Everything changed one day after an unfortunate accident in the Smith's parking lot. I had gone around doing some spring cleaning, finishing up some errands: laundry, grocery shopping, and what not. For some reason I remember being in a real intense rush after my grocery shopping. After I loaded in my bunch of turnips and whole milk into the trunk, I turned the keys in the ignition, and without even glancing up into my rearview mirror, zoomed out of that space like an aircraft late for a tea party. I slammed into a poor innocent woman's car searching for a convenient parking space. (Please, hold your "bad Asian-driving" comments please… Heard enough of those.)
Of course, the woman reacted violently and swiftly, calling the necessary authorities along with her concerned husband. "Yes, yes. I'm fine. What? Yes, she is. Well, she's one of those- " At this point, her voice lowered. She must have been trying to explain to her husband that the offender in question looked to be a scroungy ragamuffin in her late teens, looking to be as lost as the next wandering musician, and that they shouldn't be too hard on my crushed soul or she'll just keel over, or something close to that effect, I'm sure.
Needless to say, I got off easy. The cops came, they wrote me a little paper thingy which I crumpled up and tossed in the back seat. If my memory serves me correctly, I think the lady, whose day I had ruined, actually waved goodbye while I drove away from the crime scene.
My friend Steve happened to call me on my drive back to my apartment. I explained to him the dire situation that had just taken place. He had just the anecdote. "You need to drive to "Price Autoshop" in South Salt Lake. Ask for Nick. I've actually been wanting you and Dia to meet him for awhile now. So maybe this is a good thing. He's a fantastic Drummer Man!"
So, I picked up Dia and some demo cds to meet this "fantastic Drummer Man" and perhaps score a deal on my busted bumper before my parents flip out next Christmas break. We pulled up to this curious family-owned operation, walked through the entrance gate to spot a casual looking young man with his legs lounged up on the desk. In the memory I've sugar-coated since then, I redirected this scene with him wearing long overalls on and chewing straw between his teeth. In real life, he wore a full-body, one piece, American-blue jumpsuit with the name tag "Price Auto" neatly fastened on his left breastpocket.
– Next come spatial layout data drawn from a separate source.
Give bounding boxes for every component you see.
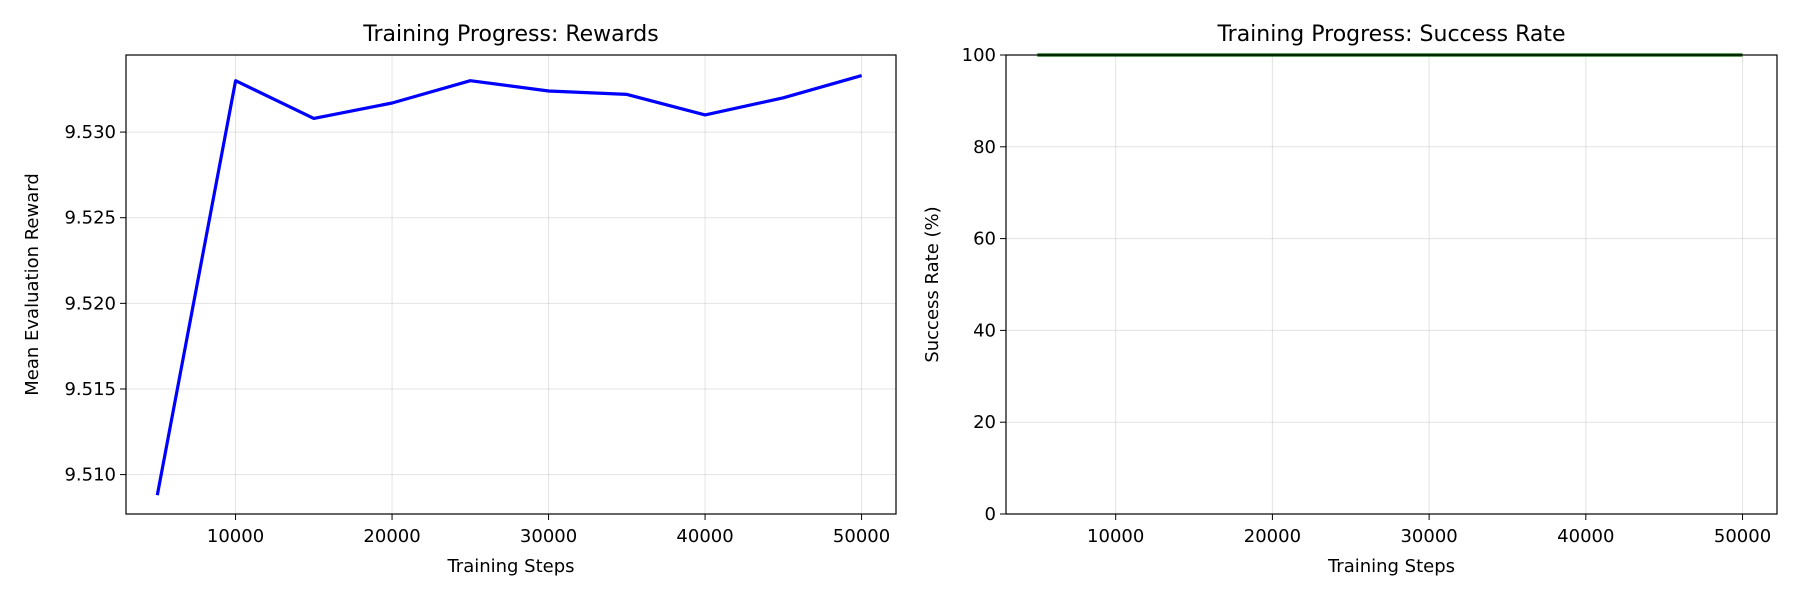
rewards-series — [155, 74, 863, 496]
rewards-grid — [126, 55, 896, 514]
success-rate-chart-title: Training Progress: Success Rate — [1216, 22, 1565, 47]
chart-success-rate: 10000 20000 30000 40000 50000 0 20 40 60 80 100 Tr… — [922, 22, 1778, 577]
success-rate-y-tick-label: 40 — [973, 320, 996, 341]
rewards-y-tick-label: 9.530 — [64, 122, 116, 143]
success-rate-y-tick-label: 60 — [973, 229, 996, 250]
rewards-x-tick-label: 10000 — [207, 526, 264, 547]
rewards-y-tick-label: 9.520 — [64, 293, 116, 314]
rewards-x-tick-label: 40000 — [676, 526, 733, 547]
success-rate-y-axis-label: Success Rate (%) — [922, 206, 943, 362]
success-rate-plot-area — [1005, 54, 1778, 515]
success-rate-x-tick-label: 30000 — [1400, 526, 1457, 547]
success-rate-ticks: 10000 20000 30000 40000 50000 0 20 40 60 80 100 — [962, 45, 1772, 547]
success-rate-x-axis-label: Training Steps — [1327, 556, 1455, 577]
rewards-plot-area — [125, 54, 897, 515]
rewards-y-tick-label: 9.525 — [64, 208, 116, 229]
rewards-ticks: 10000 20000 30000 40000 50000 9.510 9.515 9.520… — [64, 122, 890, 547]
rewards-y-tick-label: 9.510 — [64, 465, 116, 486]
success-rate-x-tick-label: 20000 — [1244, 526, 1301, 547]
success-rate-y-tick-label: 0 — [985, 504, 996, 525]
success-rate-x-tick-label: 10000 — [1087, 526, 1144, 547]
success-rate-y-tick-label: 100 — [962, 45, 996, 66]
rewards-chart-title: Training Progress: Rewards — [362, 22, 659, 47]
success-rate-y-tick-label: 20 — [973, 412, 996, 433]
rewards-series-line — [155, 74, 863, 496]
rewards-y-tick-label: 9.515 — [64, 379, 116, 400]
success-rate-y-tick-label: 80 — [973, 137, 996, 158]
rewards-y-axis-label: Mean Evaluation Reward — [22, 173, 43, 396]
rewards-x-axis-label: Training Steps — [446, 556, 574, 577]
rewards-x-tick-label: 50000 — [833, 526, 890, 547]
rewards-x-tick-label: 30000 — [520, 526, 577, 547]
success-rate-grid — [1006, 54, 1777, 515]
chart-rewards: 10000 20000 30000 40000 50000 9.510 9.515 9.520… — [22, 22, 897, 577]
rewards-x-tick-label: 20000 — [363, 526, 420, 547]
success-rate-x-tick-label: 40000 — [1557, 526, 1614, 547]
success-rate-x-tick-label: 50000 — [1714, 526, 1771, 547]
|Ya'll already know this guy. And yes we ARE currently dating, and yes this is our "how we met for this first time..." story:)|
He must have been expecting us. I swear he jumped straight over the desk with his legs that went on forever, light as a feather and acrobatic as a circus performer. Without an ounce of shyness, he walked right up to my sad bumper and gave me an immediate estimate of what the cost of a new bumper for my make and model would be. After hearing that frightening number, I decided that I thought the huge chunk missing in my bumper was kind of cute and rather endearing actually, and I had grown quite attached, and I'd rather not get it replaced after all.
The conversation turned to mine and Dia's musical dream. We both became starry eyed while we told our new friend what we intended to do with our lives. He didn't seem skeptical at all like we thought he would be. We sold Nick a cd right out of our trunk.
At the end of our explanation, Dia paused, and looked at Nick right straight in the eye. Her voice took on a solemn tone, and some melodic and suspenseful background music began to play as she took one step toward Nick and shook a stiff finger in his face. "Now, we are really serious you hear? We need to know that you are with us, ALL the way. We plan on traveling many moons across America to sing for people, to show them a little somethin'."
Nick didn't lose eye contact the entire time Dia recited her soliloquy. After she finished, he kicked a pebble in the dirt, hiked up his cargo shorts a little, and with a quick and efficient nod, he huffed, "I'm in."